Faculty of Applied Sciences, Delft University of Technology, Delft, The Netherlands.
Cell Biology and Biophysics Unit, European Molecular Biology Laboratory (EMBL), Heidelberg, Germany.
Sci Rep. 2023 Aug 16;13(1):13327. doi: 10.1038/s41598-023-39829-5.
Single molecule localization microscopy offers resolution nearly down to the molecular level with specific molecular labelling, and is thereby a promising tool for structural biology. In practice, however, the actual value to this field is limited primarily by incomplete fluorescent labelling of the structure. This missing information can be completed by merging information from many structurally identical particles in a particle fusion approach similar to cryo-EM single-particle analysis. In this paper, we present a data analysis of particle fusion results of fluorescently labelled Nup96 nucleoporins in the Nuclear Pore Complex to show that Nup96 occurs in a spatial arrangement of two rings of 8 units with two Nup96 copies per unit giving a total of 32 Nup96 copies per pore. We use Artificial Intelligence assisted modeling in Alphafold to extend the existing cryo-EM model of Nup96 to accurately pinpoint the positions of the fluorescent labels and show the accuracy of the match between fluorescent and cryo-EM data to be better than 3 nm in-plane and 5 nm out-of-plane.

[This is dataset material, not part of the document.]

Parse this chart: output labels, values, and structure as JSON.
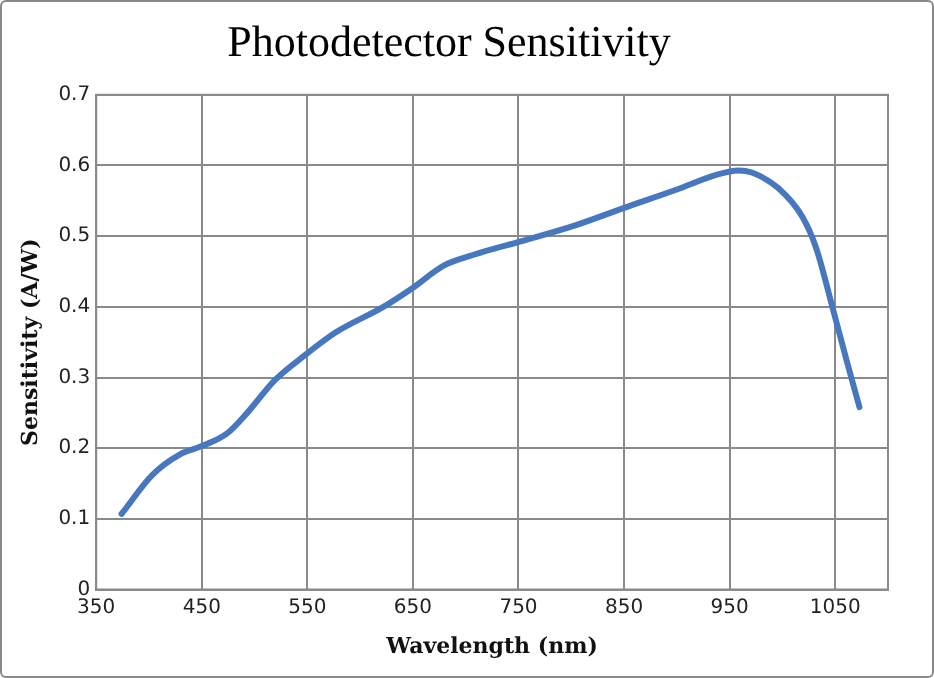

单分子定位显微镜通过特定的分子标记提供接近分子水平的分辨率,因此是结构生物学的一种有前途的工具。然而,在实践中,由于结构的荧光标记不完全,其对该领域的实际价值主要受到限制。通过类似于 cryo-EM 单颗粒分析的颗粒融合方法,将许多结构相同的颗粒的信息融合,可以完成缺失的信息。在本文中,我们对荧光标记的核孔复合物中核孔蛋白 Nup96 的颗粒融合结果进行了数据分析,结果表明 Nup96 以 8 个单元的两个环的空间排列存在,每个单元有两个 Nup96 拷贝,每个核孔共有 32 个 Nup96 拷贝。我们使用人工智能辅助建模的 AlphaFold 来扩展现有的 Nup96 cryo-EM 模型,以准确确定荧光标记的位置,并表明荧光和 cryo-EM 数据之间的匹配精度在平面内优于 3nm,在平面外优于 5nm。